Мой телефон снова встрял в разговор. Тема «Розовой пантеры» еще никогда не казалась мне настолько назойливой. На сей раз Энни.
– Клифф тебе звонил? Что нам говорить клиентам?
– Звонил. Я не могу говорить.
– Что происходит, Гроув? – Когда Энни что-нибудь нужно, она нипочем не отвяжется.
– Перезвоню позже. – Я дал отбой в стиле холодного звонка.
Не хотелось бы мне так поступать с Энни.
– Может, вам следует отключить эту чертову штуковину, – распорядился Фитцсиммонс, под хруст и потрескивание вертя головой круг за кругом.
– Может, вам следует подлечить свою шею.
Не следовало этого говорить.
– Не умничайте. – Прикоснувшись к моему локтю левой рукой, Фитцсиммонс махнул на запад правой и приказал: – Пошли. Вы рассказывали нам о письме.
– Лайла послала его мне факсом в прошлую пятницу.
– И что в нем такого важного? – осведомился он на ходу.
– Кэш Приоло настаивал, чтобы Чарли доказал свою финансовую состоятельность.
– Зачем?
– Ее семья инвестировала у Чарли десять миллионов, отчасти благодаря тому, что он гарантировал их инвестиции.
– И ваше письмо доказало, что у жертвы достаточно чистогана, чтобы дать такую гарантию, – заметил Фитцсиммонс.
– Это не мое письмо. Сколько раз надо повторять?
– Да хоть как.
– Да не хоть как! – сердито вскинулся я. – Фонд фондов Чарли маскировал схему Понци. – Вот оно. Я оголил фланг Сэм, чтобы прикрыть собственный.
– С чего это вы взяли? – заинтересовался рослый полицейский.
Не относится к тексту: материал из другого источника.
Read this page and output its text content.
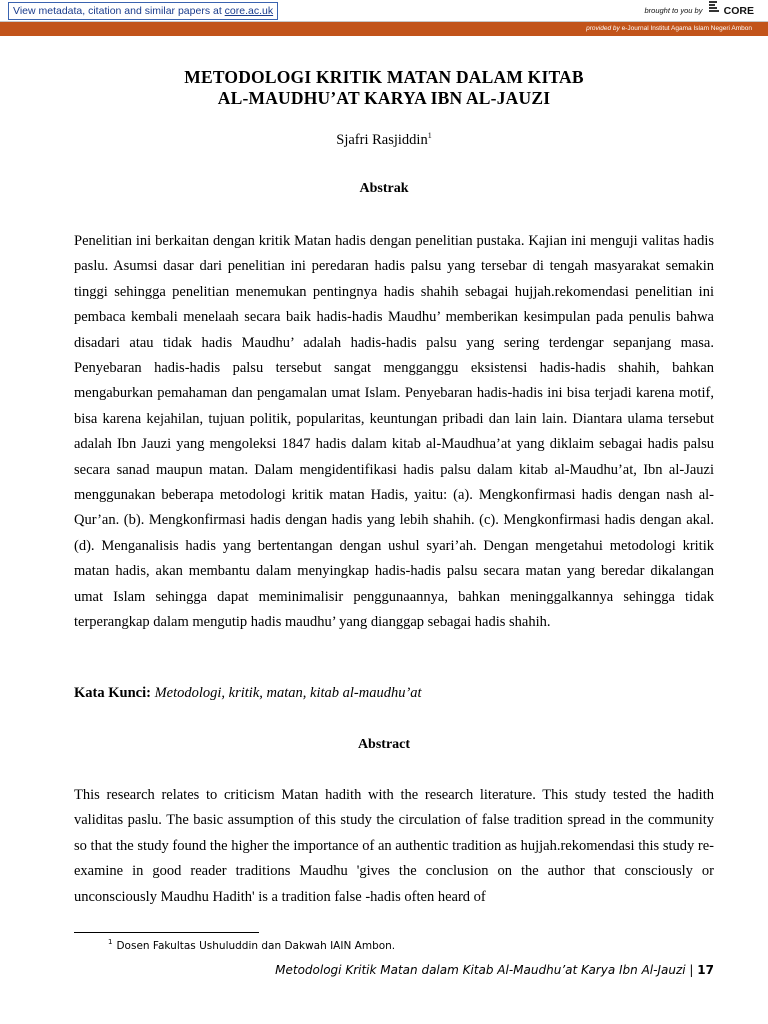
View metadata, citation and similar papers at core.ac.uk	brought to you by CORE
provided by e-Journal Institut Agama Islam Negeri Ambon
METODOLOGI KRITIK MATAN DALAM KITAB
AL-MAUDHU’AT KARYA IBN AL-JAUZI
Sjafri Rasjiddin$^1$
Abstrak

Penelitian ini berkaitan dengan kritik Matan hadis dengan penelitian pustaka. Kajian ini menguji valitas hadis paslu. Asumsi dasar dari penelitian ini peredaran hadis palsu yang tersebar di tengah masyarakat semakin tinggi sehingga penelitian menemukan pentingnya hadis shahih sebagai hujjah.rekomendasi penelitian ini pembaca kembali menelaah secara baik hadis-hadis Maudhu’ memberikan kesimpulan pada penulis bahwa disadari atau tidak hadis Maudhu’ adalah hadis-hadis palsu yang sering terdengar sepanjang masa. Penyebaran hadis-hadis palsu tersebut sangat mengganggu eksistensi hadis-hadis shahih, bahkan mengaburkan pemahaman dan pengamalan umat Islam. Penyebaran hadis-hadis ini bisa terjadi karena motif, bisa karena kejahilan, tujuan politik, popularitas, keuntungan pribadi dan lain lain. Diantara ulama tersebut adalah Ibn Jauzi yang mengoleksi 1847 hadis dalam kitab al-Maudhua’at yang diklaim sebagai hadis palsu secara sanad maupun matan. Dalam mengidentifikasi hadis palsu dalam kitab al-Maudhu’at, Ibn al-Jauzi menggunakan beberapa metodologi kritik matan Hadis, yaitu: (a). Mengkonfirmasi hadis dengan nash al-Qur’an. (b). Mengkonfirmasi hadis dengan hadis yang lebih shahih. (c). Mengkonfirmasi hadis dengan akal. (d). Menganalisis hadis yang bertentangan dengan ushul syari’ah. Dengan mengetahui metodologi kritik matan hadis, akan membantu dalam menyingkap hadis-hadis palsu secara matan yang beredar dikalangan umat Islam sehingga dapat meminimalisir penggunaannya, bahkan meninggalkannya sehingga tidak terperangkap dalam mengutip hadis maudhu’ yang dianggap sebagai hadis shahih.

Kata Kunci: Metodologi, kritik, matan, kitab al-maudhu’at
Abstract

This research relates to criticism Matan hadith with the research literature. This study tested the hadith validitas paslu. The basic assumption of this study the circulation of false tradition spread in the community so that the study found the higher the importance of an authentic tradition as hujjah.rekomendasi this study re-examine in good reader traditions Maudhu 'gives the conclusion on the author that consciously or unconsciously Maudhu Hadith' is a tradition false -hadis often heard of

$^1$ Dosen Fakultas Ushuluddin dan Dakwah IAIN Ambon.
Metodologi Kritik Matan dalam Kitab Al-Maudhu’at Karya Ibn Al-Jauzi | 17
И прежде чем я успел ответить, упрекнул: – И почему вы не сообщили об этом раньше? – Его вопрос прозвучал, как выговоры монахинь-преподавательниц у меня в старших классах.
– До субботы я не был уверен.
– У вас еще оставался в запасе целый день в воскресенье, – возразил Фитцсиммонс. – Мы работаем без выходных, – добавил он саркастически.
– Если припоминаете, – запротестовал я, – в воскресенье какая-то жертва экспериментов со стероидами пыталась проломить мне голову цепью.
– К этому мы еще вернемся, – парировал он. – Так в чем там проблема у вас в конторе?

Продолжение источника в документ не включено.